Posted by MICHAEL STICKINGS, Assistant Editor in Politics. Oct 20th, 2010
Contra Frank Rich (in an otherwise good column) and others, FDL’s Blue Texan makes a great point about the Teabaggers (one that many of us have made but that the media are generally ignoring, as it contradicts their narrative). It’s not all about the economy, stupid:
Anyone who thinks the Teabaggers’ unhinged “anger and bitterness” will subside in the face of an improving economy really needs to take a closer look at objective polling on the Teabaggers and review the 1990s.
The ’90s was a time of economic prosperity, but because there was a Democrat in the White House, the far-right was in full freakout mode. Back then, Clinton/Gore’s black helicopters were coming for their guns and right-wing “patriots” like Tim McVeigh and Eric Rudolph roamed the countryside.
Polls have shown that Teabaggers are lilly white and well off. They’re not the people getting kicked out of their houses by the banksters. They’re not unemployed. They’re not bearing the brunt of the Great Recession.
They’re just doing what they do when Democrats are in charge. Obama’s death panels and FEMA camps have replaced Clinton’s black helicopters.
And of course, the fact that this president’s middle name is Hussein and he’s Muslim and black, well, that’s just a few extra scoops of nuts on the wingnut sundae.

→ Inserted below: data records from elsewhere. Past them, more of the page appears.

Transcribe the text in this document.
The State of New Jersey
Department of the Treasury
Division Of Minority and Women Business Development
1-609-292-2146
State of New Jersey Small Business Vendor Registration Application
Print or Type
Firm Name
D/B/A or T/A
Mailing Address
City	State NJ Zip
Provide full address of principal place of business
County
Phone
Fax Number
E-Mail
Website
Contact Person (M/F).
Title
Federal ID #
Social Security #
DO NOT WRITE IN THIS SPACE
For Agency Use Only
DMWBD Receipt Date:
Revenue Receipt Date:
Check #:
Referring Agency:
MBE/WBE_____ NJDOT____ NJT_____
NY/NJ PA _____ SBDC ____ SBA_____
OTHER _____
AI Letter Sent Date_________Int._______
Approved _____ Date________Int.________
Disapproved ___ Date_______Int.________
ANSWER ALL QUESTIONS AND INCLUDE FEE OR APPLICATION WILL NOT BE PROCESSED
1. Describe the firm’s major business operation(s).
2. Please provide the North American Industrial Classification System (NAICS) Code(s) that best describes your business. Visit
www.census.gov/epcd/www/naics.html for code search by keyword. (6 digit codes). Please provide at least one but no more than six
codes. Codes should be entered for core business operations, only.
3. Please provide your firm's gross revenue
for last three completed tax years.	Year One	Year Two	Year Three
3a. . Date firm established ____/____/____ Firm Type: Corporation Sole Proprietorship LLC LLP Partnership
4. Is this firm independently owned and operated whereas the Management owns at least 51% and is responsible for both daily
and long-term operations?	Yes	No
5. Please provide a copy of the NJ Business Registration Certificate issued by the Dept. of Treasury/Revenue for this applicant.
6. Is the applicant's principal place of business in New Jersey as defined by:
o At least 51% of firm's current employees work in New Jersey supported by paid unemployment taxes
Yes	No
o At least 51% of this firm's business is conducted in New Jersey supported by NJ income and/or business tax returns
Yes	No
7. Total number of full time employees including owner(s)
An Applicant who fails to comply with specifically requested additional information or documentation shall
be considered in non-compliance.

These are John Birch Society types, and the crashing of the global economy — a direct result of the plutocratic “free market” [sic] orgy they helped usher in — is just a convenient excuse to act out.
That’s all it is.
Following up on this, allow me to respond to Peter Berkowitz’s ridiculous piece in The Wall Street Journal this past Saturday attacking various liberal commentators — Krugman, Rich, Dionne, and other “[h]ighly educated people” (sarcastically meant) — for misunderstanding the Tea Party “movement” and essentially getting America wrong. While Berkowitz acknowledges that “the tea party sports its share of clowns, kooks and creeps,” he argues, with a heavy dose of condescension based on his (Straussian) reading of the Founders, that “the tea party movement is inspired above all by a commitment to limited government.”